Speaking at the closing ceremony at Nyakuron Cultural Center, Peter Abdel Rahman Sule, a leader of United Democratic Party said he never thought he would one day be granted the honor to address an all southern political parties' conference, attended by " legitimate leaders and activists", on independence of the south Sudan.

"I am very much happy and pleased to openly speak before you today on the future of our people and the region, this is because I never thought I would one day address such a huge gathering on independence of South Sudan," said Sule.

The veteran politician whose party advocates for separation of the region said the independence of the was "imminent".

"We in the united Democratic Party remains committed to our principles which call for independence of the south from rest of the regions. We have advocated for this in reference to independence even at the time when it was difficult to speak about it and we never stopped talking about it until this peace was signed. It must be implemented to the letter", he said.

"We must go, there is nothing which can stop us from going if we are determined as all signs indicate," he said, reiterating that he was pleased to see the whole region speaking with "one voice."

SPLM-DC - Lam Akol Ajawin

Lam Akol Ajawin, leader of Sudan Peoples' Liberation Movement for Democratic Change (SPLM-DC) a breakaway group from the SPLM, commended conduct and high participation rate at the conference.

Akol's, comments on the opening day of the conference called for amendment of the referendum law to postpone the referendum date from 9 of January 2011 to a date which would be recommended by the referendum commission.

But in his concluding statement Akol appeared to have sidelined his suggestion, pledging to work for independence of the region in the upcoming referendum vote.

"If there are people who still doubt that I will work against interest of the people of southern Sudan, they must know now it that our differences have been resolved by this conference," he said

"Of course there are times in the past when all of us went out of control because of lack of regular dialogue," said Akol amid waiving voices calling for independence of south Sudan.

The former Sudanese Foreign Minister called on political leaders to conduct similar reconciliation meetings throughout the south so that ordinary people were kept up-to-date with political developments and agreements.

"As our differences have been resolved by this conference, we must forget the past and open another chapter and begin to work together as block for common interest of our people and the region. It is when we work as block and not as individuals and parties that we can able to achieve common objective," said Akol.

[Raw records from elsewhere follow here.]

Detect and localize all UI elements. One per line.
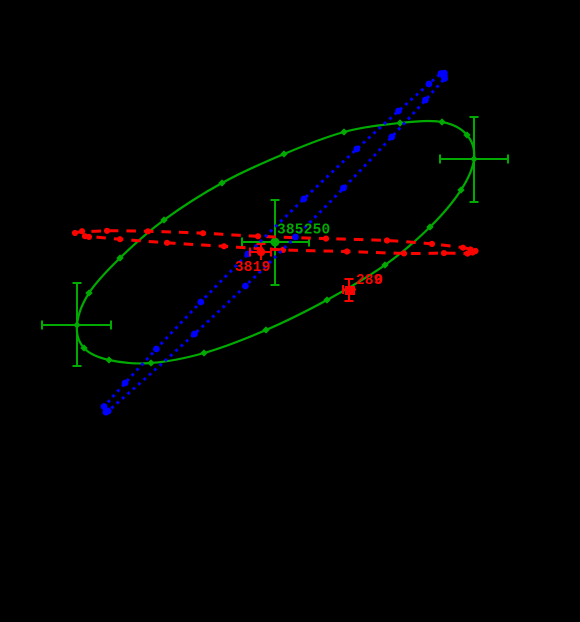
svg-text:0: 0 — [375, 273, 384, 289]
svg-text:3819: 3819 — [235, 260, 271, 276]
svg-text:385250: 385250 — [277, 223, 330, 239]
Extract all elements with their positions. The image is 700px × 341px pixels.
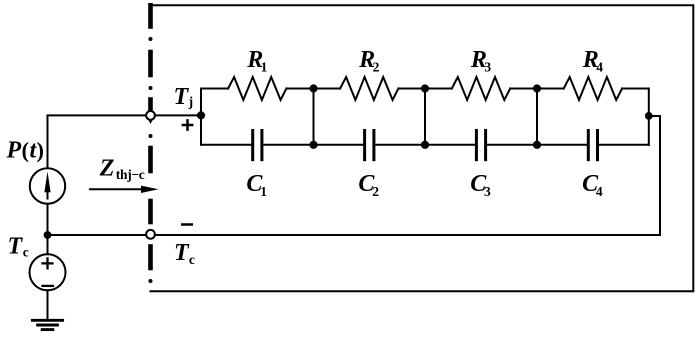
capacitor C4 <box>537 144 587 146</box>
node Tj: filled junction dot <box>197 111 205 119</box>
arrow for Z_thj-c direction <box>89 188 146 190</box>
terminal Tc (open circle on case boundary) <box>146 230 155 239</box>
svg-text:2: 2 <box>372 184 379 199</box>
svg-text:P: P <box>6 138 22 164</box>
svg-text:Z: Z <box>99 156 115 182</box>
terminal Tj (open circle on case boundary) <box>146 111 155 120</box>
svg-text:3: 3 <box>484 59 491 74</box>
svg-text:c: c <box>189 252 195 267</box>
node: junction dot bottom rail stage 1/2 <box>309 141 317 149</box>
svg-text:2: 2 <box>373 59 380 74</box>
svg-text:): ) <box>37 138 45 163</box>
capacitor C3 <box>425 144 475 146</box>
svg-text:T: T <box>174 84 190 110</box>
node: junction dot top rail stage 1/2 <box>309 84 317 92</box>
polarity + at Tj <box>182 119 194 131</box>
resistor R1 <box>201 88 228 90</box>
case outline: solid top/right/bottom border of package box <box>151 5 694 291</box>
svg-text:T: T <box>8 234 24 260</box>
node: junction dot at Tc rail / source column <box>44 231 52 239</box>
svg-text:(: ( <box>22 138 30 163</box>
voltage source Tc (case temperature) <box>47 235 49 254</box>
current source P(t) <box>30 168 65 203</box>
wire: inter-stage vertical at junction 2 <box>424 89 426 145</box>
wire: current source bottom to node Tc <box>47 204 49 235</box>
wire: left ladder vertical (Tj node to top and bottom rails) <box>200 89 202 145</box>
wire: Tj lead from current source top to terminal Tj <box>48 115 147 168</box>
node: junction dot top rail stage 3/4 <box>533 84 541 92</box>
node: junction dot bottom rail stage 2/3 <box>421 141 429 149</box>
wire: return path from output node down and back to terminal Tc <box>155 116 660 235</box>
svg-text:thj−c: thj−c <box>116 167 145 182</box>
node: junction dot top rail stage 2/3 <box>421 84 429 92</box>
svg-text:c: c <box>23 245 29 260</box>
ground <box>32 320 62 329</box>
svg-text:1: 1 <box>260 184 267 199</box>
wire: voltage source to ground <box>47 290 49 320</box>
svg-text:j: j <box>188 94 194 109</box>
polarity − at Tc <box>181 223 193 226</box>
resistor R4 <box>537 88 564 90</box>
wire: Tc rail from node to terminal Tc <box>48 234 147 236</box>
resistor R3 <box>425 88 452 90</box>
node: junction dot bottom rail stage 3/4 <box>533 141 541 149</box>
capacitor C2 <box>314 144 364 146</box>
node: right output junction dot <box>645 112 653 120</box>
svg-text:3: 3 <box>484 184 491 199</box>
wire: right ladder vertical joining rails <box>648 89 650 145</box>
capacitor C1 <box>201 144 251 146</box>
case outline left edge: dash-dot line <box>148 5 153 268</box>
wire: terminal Tj to node Tj <box>155 114 201 116</box>
wire: inter-stage vertical at junction 3 <box>536 89 538 145</box>
svg-text:1: 1 <box>261 59 268 74</box>
svg-text:T: T <box>174 240 190 266</box>
svg-text:4: 4 <box>596 59 603 74</box>
wire: inter-stage vertical at junction 1 <box>313 89 315 145</box>
resistor R2 <box>314 88 341 90</box>
svg-text:4: 4 <box>596 184 603 199</box>
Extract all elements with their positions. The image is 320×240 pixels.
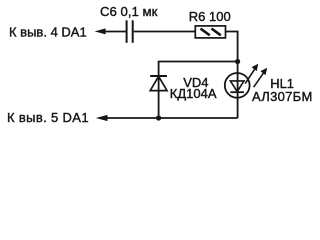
resistor R6 power-rating slash 1 <box>201 29 210 36</box>
LED HL1 triangle <box>230 81 244 92</box>
svg-text:С6 0,1 мк: С6 0,1 мк <box>100 4 158 19</box>
junction node: diode branch on bottom wire <box>156 115 161 120</box>
wire: bottom lead arrowhead to pin 5 <box>96 115 108 121</box>
wire: top lead arrowhead to pin 4 <box>95 28 106 34</box>
wire: resistor to right branch, down right side <box>226 32 238 119</box>
capacitor C6 right plate <box>132 20 134 43</box>
LED HL1 light arrow 2 head <box>260 68 267 75</box>
junction node: resistor branch / diode branch / LED <box>235 59 240 64</box>
svg-text:R6 100: R6 100 <box>189 9 231 24</box>
svg-text:КД104А: КД104А <box>170 86 217 101</box>
diode VD4 cathode bar <box>150 75 167 77</box>
svg-text:АЛ307БМ: АЛ307БМ <box>252 89 313 104</box>
svg-text:К выв. 5 DA1: К выв. 5 DA1 <box>7 110 89 125</box>
wire: bottom rail <box>105 117 237 119</box>
wire: middle horizontal to diode branch <box>159 62 238 119</box>
resistor R6 power-rating slash 2 <box>212 29 221 36</box>
LED HL1 circle <box>225 73 250 98</box>
capacitor C6 left plate <box>126 20 128 43</box>
wire: capacitor to resistor R6 <box>134 31 196 33</box>
LED HL1 light arrow 1 shaft <box>245 69 255 84</box>
diode VD4 triangle <box>150 76 167 90</box>
LED HL1 light arrow 1 head <box>252 64 259 71</box>
svg-text:К выв. 4 DA1: К выв. 4 DA1 <box>9 24 87 39</box>
LED HL1 cathode bar <box>230 91 244 93</box>
resistor R6 body <box>195 26 225 38</box>
wire: arrow to capacitor C6 <box>104 31 126 33</box>
LED HL1 light arrow 2 shaft <box>254 73 264 88</box>
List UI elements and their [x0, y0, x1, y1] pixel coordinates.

"We must extend such initiatives on reconciliation and peace building to the grass root level. They must not be allowed to remain here. We must communicate them to our people by all means possible," he said.

Akol also declared to the conference that political differences between him and president of the semi-autonomous regional government of southern Sudan, General Salva Kiir Mayardit, had been resolved.

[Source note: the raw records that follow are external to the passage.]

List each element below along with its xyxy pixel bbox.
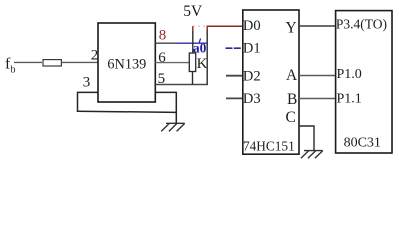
svg-text:8: 8 bbox=[159, 28, 167, 44]
svg-text:D2: D2 bbox=[243, 68, 261, 84]
svg-text:B: B bbox=[287, 91, 297, 108]
multiplexer U2 74HC151 box bbox=[243, 10, 299, 154]
wire D3 stub bbox=[226, 97, 243, 99]
optocoupler U1 6N139 box bbox=[98, 23, 155, 102]
faint 5V rail red bbox=[193, 25, 207, 27]
svg-text:6: 6 bbox=[158, 50, 166, 66]
svg-text:P1.0: P1.0 bbox=[337, 67, 362, 82]
svg-text:80C31: 80C31 bbox=[344, 135, 381, 150]
svg-text:Y: Y bbox=[286, 19, 297, 36]
wire pin 6 bbox=[155, 62, 189, 64]
svg-text:K: K bbox=[197, 56, 208, 72]
resistor R1 (series input resistor) bbox=[43, 60, 61, 66]
svg-text:74HC151: 74HC151 bbox=[243, 138, 295, 153]
wire vertical 5V to resistor K bbox=[192, 31, 194, 54]
svg-text:D3: D3 bbox=[243, 91, 261, 107]
wire pin3 loop bottom bbox=[77, 111, 177, 112]
wire U1 right edge to ground stem bbox=[155, 91, 176, 93]
wire pin 5 bbox=[155, 84, 208, 86]
wire fb to resistor R1 bbox=[14, 61, 42, 63]
svg-text:P1.1: P1.1 bbox=[337, 91, 362, 106]
wire pin3 vertical bbox=[77, 92, 79, 112]
wire D2 stub bbox=[226, 75, 243, 77]
wire C to ground bbox=[299, 126, 314, 151]
wire D1 stub (blue dashes) bbox=[226, 47, 243, 49]
wire pin 8 (blue net) bbox=[155, 42, 177, 44]
svg-text:C: C bbox=[286, 109, 296, 126]
wire pin 3 of U1 bbox=[78, 91, 99, 93]
wire A to P1.0 bbox=[299, 75, 336, 77]
wire 5V stub (red tip) bbox=[192, 26, 194, 31]
wire D0 (red) bbox=[207, 25, 243, 27]
svg-text:2: 2 bbox=[91, 47, 99, 63]
wire resistor K bottom stem bbox=[192, 72, 194, 85]
resistor K (pull-up) bbox=[189, 53, 195, 72]
svg-text:3: 3 bbox=[83, 75, 91, 91]
svg-text:6N139: 6N139 bbox=[107, 56, 146, 72]
svg-text:b: b bbox=[11, 65, 16, 76]
microcontroller U3 80C31 box bbox=[336, 11, 392, 153]
wire vertical D0 net (red top) bbox=[206, 26, 208, 31]
ground G2 bbox=[301, 151, 323, 159]
ground G1 bbox=[161, 123, 185, 131]
svg-text:D1: D1 bbox=[243, 41, 261, 57]
wire resistor R1 to pin 2 of U1 bbox=[61, 61, 98, 63]
wire B to P1.1 bbox=[299, 98, 336, 100]
wire ground stem vertical bbox=[175, 92, 177, 124]
svg-text:5V: 5V bbox=[183, 3, 203, 20]
svg-text:A: A bbox=[286, 67, 298, 84]
svg-text:D0: D0 bbox=[243, 18, 261, 34]
svg-text:P3.4(TO): P3.4(TO) bbox=[336, 17, 387, 32]
wire Y to P3.4 bbox=[299, 25, 336, 27]
net label tick bbox=[199, 39, 200, 43]
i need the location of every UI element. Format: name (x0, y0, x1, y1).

"At personal level, I must tell you that I still do not hold political differences with our president anymore. We have resolved them," said Akol.

Akol who in April fought a bitter election campaign against the SPLM described President Kiir as a brother.

"When president sent me an invitation, I readily responded to it because he is a brother whom we have done a lot of things together," he said.

South Sudan Democratic Forum - Bona Malwal Madut Riing

Bona Malwal Madut Riing, an adviser to the president of the republic of Sudan, who spoke on behalf of an elderly people and long serving politicians also appeared resigned from being an ardent critic of the regional government of southern Sudan.

He said that his party, the South Sudan Democractic Forum had intentionally made deliberations difficult at the start of the conference because they wanted a meaningful debate.

"We made deliberations difficult because we had wanted them to be meaningful at the end of the conference," said Malwal.

He said that the conference indicated that south Sudan was determined to separate from the north and become a new nation.

"Having been one of the participants from the initial day, I must admit that our people are fully prepared and determined to go come what may come," said Malwal.